Il 24 giugno 2026 a Milano il convegno finale dell’Osservatorio Innovative Robotics organizzato dal Politecnico di Milano ha messo a fuoco la trasformazione della robotica industriale verso sistemi più intelligenti e collaborativi. La ricerca, basata su una survey che ha coinvolto quasi 400 aziende italiane disegna un mercato che lascia alle spalle l’automazione confinata nelle gabbie per abbracciare macchine adattative che interagiscono con le persone e i processi produttivi.
Adozione, settori e previsioni numeriche
I dati raccolti mostrano che oggi la quota di imprese che hanno integrato soluzioni robotiche è pari al 28%. Questo valore riflette l’analisi estesa a tutti i comparti economici, non solo ai settori tradizionalmente automatizzati. Le previsioni a medio termine indicano un’accelerazione: la penetrazione complessiva dovrebbe salire al 36% entro la fine del 2028 guidata sia dai reinvestimenti — che interessano due terzi del campione attuale — sia dall’ingresso di nuove realtà, pari all’11% del campione, che intendono adottare soluzioni robotiche nel prossimo triennio.
Settori e casi d’uso
Se rimangono in testa l’elettronica, la chimica-farmaceutica e l’automotive, la ricerca segnala un interesse in crescita in ambiti come la sanità l’aeronautica e la difesa, nonché la lavorazione del legno e dell’arredo. Le categorie di macchine destinate a crescere maggiormente nei prossimi anni sono i robot collaborativi (Cobot) gli Autonomous Mobile Robots (AMR) e gli umanoidi con questi ultimi ancora in fase sperimentale ma già impiegati in movimentazione, trasporto e controllo qualità grazie all’applicazione di intelligenza artificiale per il riconoscimento delle immagini.
Flussi di investimento, costi e sperimentazioni
La spesa registrata dal punto di vista degli end-user evidenzia due grandi aggregati: oltre 2 miliardi di euro in CapEx per robot chiavi in mano e attività di industrializzazione e circa 1,3 miliardi di euro in OpEx per i costi operativi e di manutenzione. Le grandi imprese guidano gli investimenti con un budget medio per progetto attorno ai 700.000 euro mentre le medie imprese investono in media circa 240.000 euro per progetto, ma mantengono un peso complessivo simile a quello delle big per via del maggior numero di realtà presenti nel tessuto produttivo.
Sperimentazioni e budget dedicati
Per quanto riguarda i progetti pilota di robotica innovativa, circa una realtà su tre ha pianificato sperimentazioni; i budget medi destinati sono riportati intorno ai 225.000 euro per le grandi e a livelli inferiori per le medie imprese.

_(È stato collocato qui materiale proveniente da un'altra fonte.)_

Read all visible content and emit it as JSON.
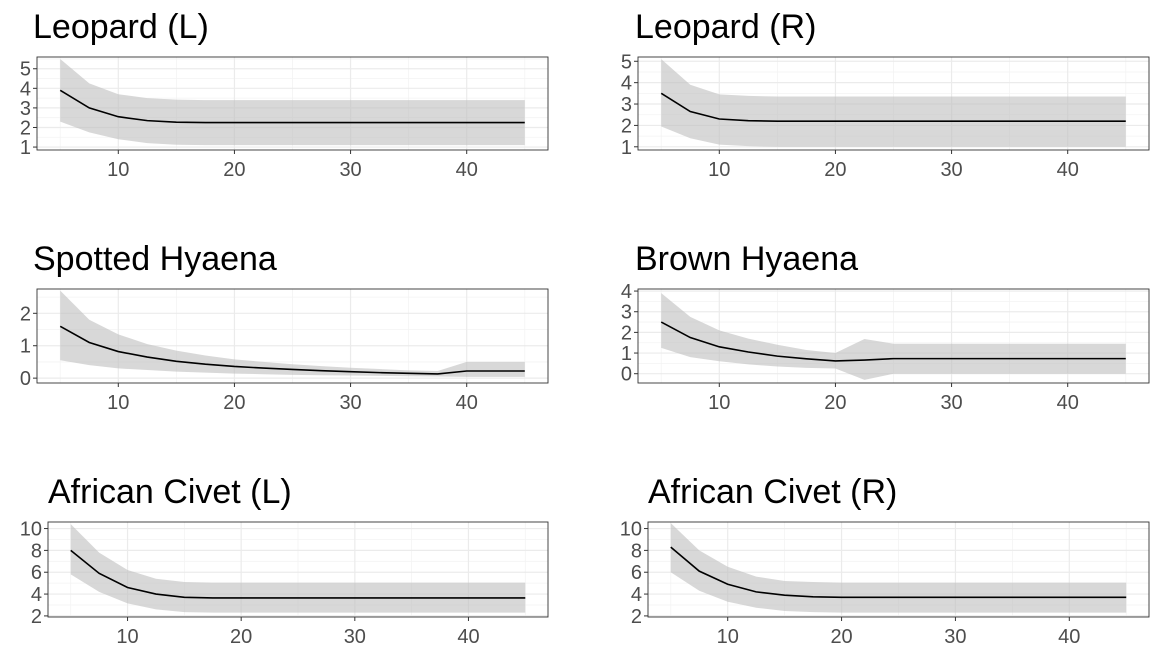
{
  "chart_data": [
    {
      "type": "line",
      "title": "Leopard (L)",
      "xlabel": "",
      "ylabel": "",
      "xlim": [
        3,
        47
      ],
      "ylim": [
        0.85,
        5.6
      ],
      "x_ticks": [
        10,
        20,
        30,
        40
      ],
      "y_ticks": [
        1,
        2,
        3,
        4,
        5
      ],
      "grid": true,
      "x": [
        5,
        7.5,
        10,
        12.5,
        15,
        17.5,
        20,
        22.5,
        25,
        27.5,
        30,
        32.5,
        35,
        37.5,
        40,
        42.5,
        45
      ],
      "series": [
        {
          "values": [
            3.9,
            3.0,
            2.55,
            2.35,
            2.27,
            2.25,
            2.25,
            2.25,
            2.25,
            2.25,
            2.25,
            2.25,
            2.25,
            2.25,
            2.25,
            2.25,
            2.25
          ],
          "lower": [
            2.3,
            1.75,
            1.4,
            1.2,
            1.12,
            1.1,
            1.1,
            1.1,
            1.1,
            1.1,
            1.1,
            1.1,
            1.1,
            1.1,
            1.1,
            1.1,
            1.1
          ],
          "upper": [
            5.5,
            4.25,
            3.7,
            3.5,
            3.42,
            3.4,
            3.4,
            3.4,
            3.4,
            3.4,
            3.4,
            3.4,
            3.4,
            3.4,
            3.4,
            3.4,
            3.4
          ]
        }
      ]
    },
    {
      "type": "line",
      "title": "Leopard (R)",
      "xlabel": "",
      "ylabel": "",
      "xlim": [
        3,
        47
      ],
      "ylim": [
        0.85,
        5.2
      ],
      "x_ticks": [
        10,
        20,
        30,
        40
      ],
      "y_ticks": [
        1,
        2,
        3,
        4,
        5
      ],
      "grid": true,
      "x": [
        5,
        7.5,
        10,
        12.5,
        15,
        17.5,
        20,
        22.5,
        25,
        27.5,
        30,
        32.5,
        35,
        37.5,
        40,
        42.5,
        45
      ],
      "series": [
        {
          "values": [
            3.5,
            2.65,
            2.3,
            2.22,
            2.2,
            2.2,
            2.2,
            2.2,
            2.2,
            2.2,
            2.2,
            2.2,
            2.2,
            2.2,
            2.2,
            2.2,
            2.2
          ],
          "lower": [
            1.95,
            1.4,
            1.1,
            1.03,
            1.0,
            1.0,
            1.0,
            1.0,
            1.0,
            1.0,
            1.0,
            1.0,
            1.0,
            1.0,
            1.0,
            1.0,
            1.0
          ],
          "upper": [
            5.1,
            3.9,
            3.45,
            3.38,
            3.35,
            3.35,
            3.35,
            3.35,
            3.35,
            3.35,
            3.35,
            3.35,
            3.35,
            3.35,
            3.35,
            3.35,
            3.35
          ]
        }
      ]
    },
    {
      "type": "line",
      "title": "Spotted Hyaena",
      "xlabel": "",
      "ylabel": "",
      "xlim": [
        3,
        47
      ],
      "ylim": [
        -0.15,
        2.75
      ],
      "x_ticks": [
        10,
        20,
        30,
        40
      ],
      "y_ticks": [
        0,
        1,
        2
      ],
      "grid": true,
      "x": [
        5,
        7.5,
        10,
        12.5,
        15,
        17.5,
        20,
        22.5,
        25,
        27.5,
        30,
        32.5,
        35,
        37.5,
        40,
        42.5,
        45
      ],
      "series": [
        {
          "values": [
            1.6,
            1.1,
            0.82,
            0.65,
            0.52,
            0.43,
            0.36,
            0.31,
            0.27,
            0.23,
            0.2,
            0.17,
            0.15,
            0.13,
            0.22,
            0.22,
            0.22
          ],
          "lower": [
            0.55,
            0.4,
            0.3,
            0.25,
            0.2,
            0.17,
            0.14,
            0.12,
            0.1,
            0.09,
            0.08,
            0.07,
            0.06,
            0.05,
            0.04,
            0.04,
            0.04
          ],
          "upper": [
            2.7,
            1.8,
            1.35,
            1.05,
            0.85,
            0.7,
            0.58,
            0.5,
            0.43,
            0.37,
            0.32,
            0.28,
            0.24,
            0.22,
            0.5,
            0.5,
            0.5
          ]
        }
      ]
    },
    {
      "type": "line",
      "title": "Brown Hyaena",
      "xlabel": "",
      "ylabel": "",
      "xlim": [
        3,
        47
      ],
      "ylim": [
        -0.45,
        4.1
      ],
      "x_ticks": [
        10,
        20,
        30,
        40
      ],
      "y_ticks": [
        0,
        1,
        2,
        3,
        4
      ],
      "grid": true,
      "x": [
        5,
        7.5,
        10,
        12.5,
        15,
        17.5,
        20,
        22.5,
        25,
        27.5,
        30,
        32.5,
        35,
        37.5,
        40,
        42.5,
        45
      ],
      "series": [
        {
          "values": [
            2.5,
            1.75,
            1.3,
            1.05,
            0.85,
            0.72,
            0.62,
            0.66,
            0.73,
            0.73,
            0.73,
            0.73,
            0.73,
            0.73,
            0.73,
            0.73,
            0.73
          ],
          "lower": [
            1.25,
            0.8,
            0.6,
            0.45,
            0.35,
            0.28,
            0.25,
            -0.3,
            0.0,
            0.0,
            0.0,
            0.0,
            0.0,
            0.0,
            0.0,
            0.0,
            0.0
          ],
          "upper": [
            3.9,
            2.75,
            2.1,
            1.7,
            1.4,
            1.15,
            1.0,
            1.68,
            1.45,
            1.45,
            1.45,
            1.45,
            1.45,
            1.45,
            1.45,
            1.45,
            1.45
          ]
        }
      ]
    },
    {
      "type": "line",
      "title": "African Civet (L)",
      "xlabel": "",
      "ylabel": "",
      "xlim": [
        3,
        47
      ],
      "ylim": [
        1.9,
        10.6
      ],
      "x_ticks": [
        10,
        20,
        30,
        40
      ],
      "y_ticks": [
        2,
        4,
        6,
        8,
        10
      ],
      "grid": true,
      "x": [
        5,
        7.5,
        10,
        12.5,
        15,
        17.5,
        20,
        22.5,
        25,
        27.5,
        30,
        32.5,
        35,
        37.5,
        40,
        42.5,
        45
      ],
      "series": [
        {
          "values": [
            8.0,
            5.9,
            4.6,
            4.0,
            3.7,
            3.65,
            3.65,
            3.65,
            3.65,
            3.65,
            3.65,
            3.65,
            3.65,
            3.65,
            3.65,
            3.65,
            3.65
          ],
          "lower": [
            5.8,
            4.2,
            3.15,
            2.6,
            2.35,
            2.3,
            2.3,
            2.3,
            2.3,
            2.3,
            2.3,
            2.3,
            2.3,
            2.3,
            2.3,
            2.3,
            2.3
          ],
          "upper": [
            10.4,
            7.8,
            6.2,
            5.4,
            5.1,
            5.05,
            5.05,
            5.05,
            5.05,
            5.05,
            5.05,
            5.05,
            5.05,
            5.05,
            5.05,
            5.05,
            5.05
          ]
        }
      ]
    },
    {
      "type": "line",
      "title": "African Civet (R)",
      "xlabel": "",
      "ylabel": "",
      "xlim": [
        3,
        47
      ],
      "ylim": [
        1.9,
        10.6
      ],
      "x_ticks": [
        10,
        20,
        30,
        40
      ],
      "y_ticks": [
        2,
        4,
        6,
        8,
        10
      ],
      "grid": true,
      "x": [
        5,
        7.5,
        10,
        12.5,
        15,
        17.5,
        20,
        22.5,
        25,
        27.5,
        30,
        32.5,
        35,
        37.5,
        40,
        42.5,
        45
      ],
      "series": [
        {
          "values": [
            8.3,
            6.1,
            4.9,
            4.2,
            3.9,
            3.75,
            3.7,
            3.7,
            3.7,
            3.7,
            3.7,
            3.7,
            3.7,
            3.7,
            3.7,
            3.7,
            3.7
          ],
          "lower": [
            6.0,
            4.3,
            3.3,
            2.75,
            2.45,
            2.35,
            2.3,
            2.3,
            2.3,
            2.3,
            2.3,
            2.3,
            2.3,
            2.3,
            2.3,
            2.3,
            2.3
          ],
          "upper": [
            10.5,
            8.0,
            6.5,
            5.6,
            5.2,
            5.1,
            5.05,
            5.05,
            5.05,
            5.05,
            5.05,
            5.05,
            5.05,
            5.05,
            5.05,
            5.05,
            5.05
          ]
        }
      ]
    }
  ]
}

Questo quadro conferma un percorso di industrializzazione che procede per passi differenziati in base alla dimensione aziendale e alla capacità di assorbire tecnologie complesse.
Architetture software, competenze e barriere normative
Un punto chiave emerso al convegno è che il vero cambiamento non riguarda solo il braccio robotico o il telaio, ma l’architettura software che rende una macchina adattativa. Nella robotica tradizionale l’integratore gestiva in modo end-to-end progettazione, certificazione e know-how di processo; oggi la transizione richiede competenze diverse e piattaforme nuove. Il mercato appare polarizzato tra produttori hardware che tendono a non occuparsi dell’integrazione e software house focalizzate sulle piattaforme; nello spazio tra questi due poli servono attori in grado di validare il business case e governare insieme algoritmo e certificazione fisica.
Le criticità segnalate dalle imprese sono concrete: il 51% individua limiti operativi nel contesto di filiera, mentre l’89% considera la regolamentazione il principale ostacolo allo sviluppo, perché l’assenza di un quadro normativo definito rallenta la trasformazione delle sperimentazioni in progetti operativi che possano far convivere liberamente macchine e persone negli stessi spazi.
Impatto su competenze e sicurezza
La diffusione di robotica mobile e collaborativa facilita l’ingresso dell’automazione in siti brownfield senza stravolgere infrastrutture, riducendo i costi di accesso per le PMI e accelerando i tempi di industrializzazione. Tuttavia questo richiede nuove competenze: il ricorso a digital twin e interfacce grafiche intuitive sta disaccoppiando la programmazione dal funzionamento fisico, permettendo anche a operatori con background manuale di evolvere in ruoli di programmazione robotica.
Come ha sintetizzato Simone Panicucci, Manufacturing & Operations Consulting Sr Manager di Accenture“il passaggio a rendere un robot adattativo richiede tecnologie, piattaforme e conoscenze completamente diverse“. Questa frase riassume la necessità di combinare innovazione tecnologica, governance e formazione per trasformare le potenzialità dimostrate in vantaggio competitivo sostenibile.